The first question is: To whom has Jesus given the power so that, through the centuries, the bread and wine are transformed into his flesh and blood, so that his followers can eat it?
Under what conditions is the power capable of making Christ’s body and blood present realized?
The second question is: How is Christ present in the bread and wine?
The question arises because we do not see any transformation of the bread and wine.
But Jesus’ phrase “the bread that I will give you is my flesh so that the world may have life” implies that Jesus’ flesh is in what appears to be bread and his blood in what appears to be wine.
True Catholic faith has always upheld Eucharistic realism.
The true Catholic faith has always sustained Eucharistic realism, although it has not always had the necessary concepts to explain the realism of that presence.
Whoever departs from realism, departs from faith.
Because Christ is really present in the Eucharist, we adore the consecrated bread and wine on our knees; we keep them in vessels that are most worthy of God; and since distribution is part of the sacrament, it is reserved to ordained ministers to give communion.
It is true that lay people also distribute communion and bring it to the sick.
We call them extraordinary ministers to indicate that their ministry is to be considered exceptional because of the lack of ordained ministers and to prevent the distribution of communion from taking too long.
We must always avoid practices and manipulations of the Eucharist inconsistent with the divine dignity of the consecrated bread.
Our treatment of the Eucharist should reflect our faith.
But how is it possible for the bread and wine to be transformed into the Body and Blood of Christ?
Evidently, this is a kind of act of creation that only God can perform.
It is the faith of the Church that Christ has linked this creative power to the apostolic ministry of priests and bishops, so that God has committed himself to act with the power of his Holy Spirit whenever a validly ordained priest performs the rite of the Mass as prescribed in the sacred books so that the bread and wine are transformed into the Body and Blood of Christ.
It is not that the priest has a personal power which he uses at his own discretion, but that God uses the priest who performs the rite as prescribed by the Church to accomplish, by the power of the Holy Spirit, the creative act which transforms the bread into the Body of Christ and the wine into his Blood.
It is the faith of the Church that the moment of transformation occurs when the priest says the words that Jesus pronounced over the bread and wine at the Last Supper.
That moment is therefore called “the consecration”.
But the bread still looks like bread and the wine still looks like wine.
The change is not seen, nor touched, nor smelled, nor tasted.

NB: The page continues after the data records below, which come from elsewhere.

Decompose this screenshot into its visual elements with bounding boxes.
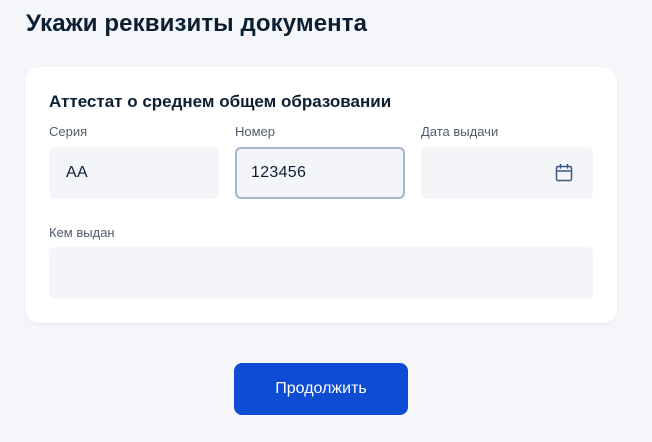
issue-date-field-box [421,147,593,199]
calendar-icon[interactable] [554,163,574,183]
number-label: Номер [235,124,276,139]
issued-by-input[interactable] [50,248,592,298]
number-field-box [235,147,405,199]
number-input[interactable] [237,149,403,197]
document-form-card: Аттестат о среднем общем образовании Сер… [25,67,617,323]
series-input[interactable] [50,148,218,198]
issue-date-label: Дата выдачи [421,124,499,139]
series-field-box [49,147,219,199]
issued-by-field-box [49,247,593,299]
series-label: Серия [49,124,88,139]
form-title: Аттестат о среднем общем образовании [49,92,392,111]
issued-by-label: Кем выдан [49,225,115,240]
continue-button[interactable]: Продолжить [234,363,408,415]
page-title: Укажи реквизиты документа [26,10,368,37]
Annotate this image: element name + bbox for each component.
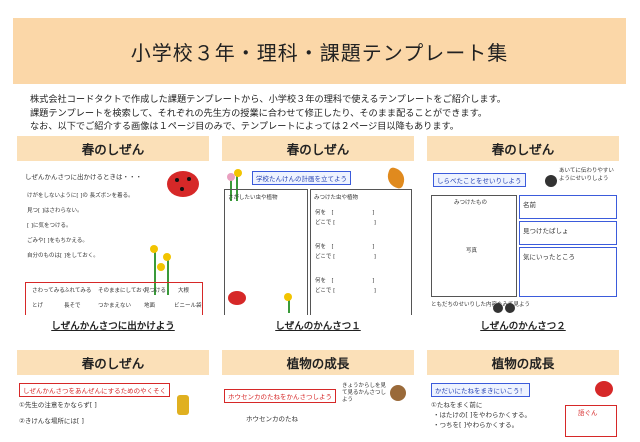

It can only be heard; and I will explain how.
What then is this change that is not perceived with the senses?
The Church teaches that the substance of the bread and wine changed, that it became the substance of the Body and Blood of Christ, but the accidents or aspects of the bread and wine that are perceived with the senses remained.
The change is not perceived with the senses, but with the intelligence, with the mind, through the concept.
When we name the things of this world with words, we designate their identity and we perceive identity as something proper to things which, for that reason, are what they are.
In theology we call that identity which is grasped with the concept and expressed with names “the substance of things.”
In this sense, the change is heard: the new identity of the bread and wine as the Body and Blood of Christ is named.
By the action of the Holy Spirit, the identity or substance of the bread becomes that of the Body of Christ and the identity or substance of the wine becomes that of the Blood of Christ.
Christ becomes neither bread nor wine; rather, the bread and wine become Christ.
That change is understood, grasped with the mind and expressed in words.
Thus justice is done to the realism with which Jesus speaks: “My flesh is true food and my blood is true drink. He who eats my flesh and drinks my blood abides in me and I in him. He who eats me will live because of me.” Let us have this faith, and worthily eat the Body of Christ.